Three years after lampooning the Labor Party’s policy on electric vehicles, Scomo’s about-face Future Fuels strategy has been hailed as a fizzer that is too little too late.
The Australian Government’s strategy ignores the most important and effective measures to improve electric vehicle uptake, according to the Electric Vehicle Council.
The strategy is to “support and accelerate” the rollout of some charging infrastructure.
However it does not include subsidies, tax incentives, or sales targets.
The rest of the world has for years been offering tax incentives, free parking and tolls and other incentives to get people to buy EVs.
Meanwhile, electric vehicles such as Harley-Davidson almost $A40,000 LiveWire are simply way too expensive for most people.
We know that there are several other manufacturers such as BMW and Energica that have electric motorcycles and want to export to Australia but are holding off because of the lack of charging infrastructure and incentives.
Electric Vehicle Council spokesman Behyad Jafari says the strategy also fails to deliver minimum fuel efficiency standards, which have been used in the US and Europe for decades.
Fuel efficiency standards require manufacturers to sell vehicles with a combined level of emissions below a defined benchmark, encouraging the sale of zero-emission vehicles.
“There’s no sugar coating it, Future Fuels is a fizzer,” he says.
“If it contained fuel efficiency standards and rebates it would give Australians more choice. The best and most affordable EVs manufacturers are producing would make their way swiftly on to our market.
“Fuel efficiency standards are the absolute bare minimum of what you would expect in any 21st century plan.
“If Australia continues to be one of the only developed nations without fuel efficiency standards then we will continue to be a dumping ground for the world’s dirtiest vehicles. It’s sadly that simple.
“Future Fuels is certainly an advance on the government’s rhetoric of the last election. The strategy has identified some of the correct benefits and pathways, but it does little to realise them.
“I welcome the progress we’ve seen, but it’s far too little too late. For a strategy that has apparently taken years to write, it leaves much to be desired. Electric vehicles present a monumental opportunity for Australia not only in reducing pollution, but creating an innovative industry in manufacturing, technology, and services.

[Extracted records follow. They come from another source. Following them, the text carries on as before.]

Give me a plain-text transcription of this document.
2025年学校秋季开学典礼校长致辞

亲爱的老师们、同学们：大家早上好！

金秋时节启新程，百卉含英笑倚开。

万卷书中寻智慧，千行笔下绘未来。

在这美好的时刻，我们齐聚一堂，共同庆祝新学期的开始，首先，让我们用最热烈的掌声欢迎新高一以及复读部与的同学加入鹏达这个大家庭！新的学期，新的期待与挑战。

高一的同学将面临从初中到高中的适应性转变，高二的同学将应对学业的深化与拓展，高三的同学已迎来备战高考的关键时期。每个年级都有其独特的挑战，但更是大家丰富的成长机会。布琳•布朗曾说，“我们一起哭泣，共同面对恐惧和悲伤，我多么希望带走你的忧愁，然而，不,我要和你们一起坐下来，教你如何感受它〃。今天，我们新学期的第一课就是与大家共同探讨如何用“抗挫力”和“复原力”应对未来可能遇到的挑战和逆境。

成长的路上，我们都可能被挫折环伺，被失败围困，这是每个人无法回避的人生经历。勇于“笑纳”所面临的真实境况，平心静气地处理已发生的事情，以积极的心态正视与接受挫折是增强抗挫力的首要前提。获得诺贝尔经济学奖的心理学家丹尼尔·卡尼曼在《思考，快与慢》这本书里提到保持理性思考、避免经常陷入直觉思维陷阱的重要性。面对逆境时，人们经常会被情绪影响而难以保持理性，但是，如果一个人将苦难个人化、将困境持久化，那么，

“The sector will continue to urge the government to take appropriate actions that get more vehicles to Australia and on our roads. It’s a shame this government doesn’t have the same ambition for Australians that the electric vehicle industry does.”
At the last election the Labor Party called for half of all electric vehicles to be electric by 2030. Manufacturers are already setting those goals, but they may still dump old-tech cars and motorcycles here because of our lack of visionary policy, says Gail Broadbent is a PhD candidate who researches social attitudes to electric cars in the UNSW Faculty of Science, and is a former transport policy advisor in the NSW Government and for not-for-profit agencies.
She calls for subsidising EVs and rolling out more chargers.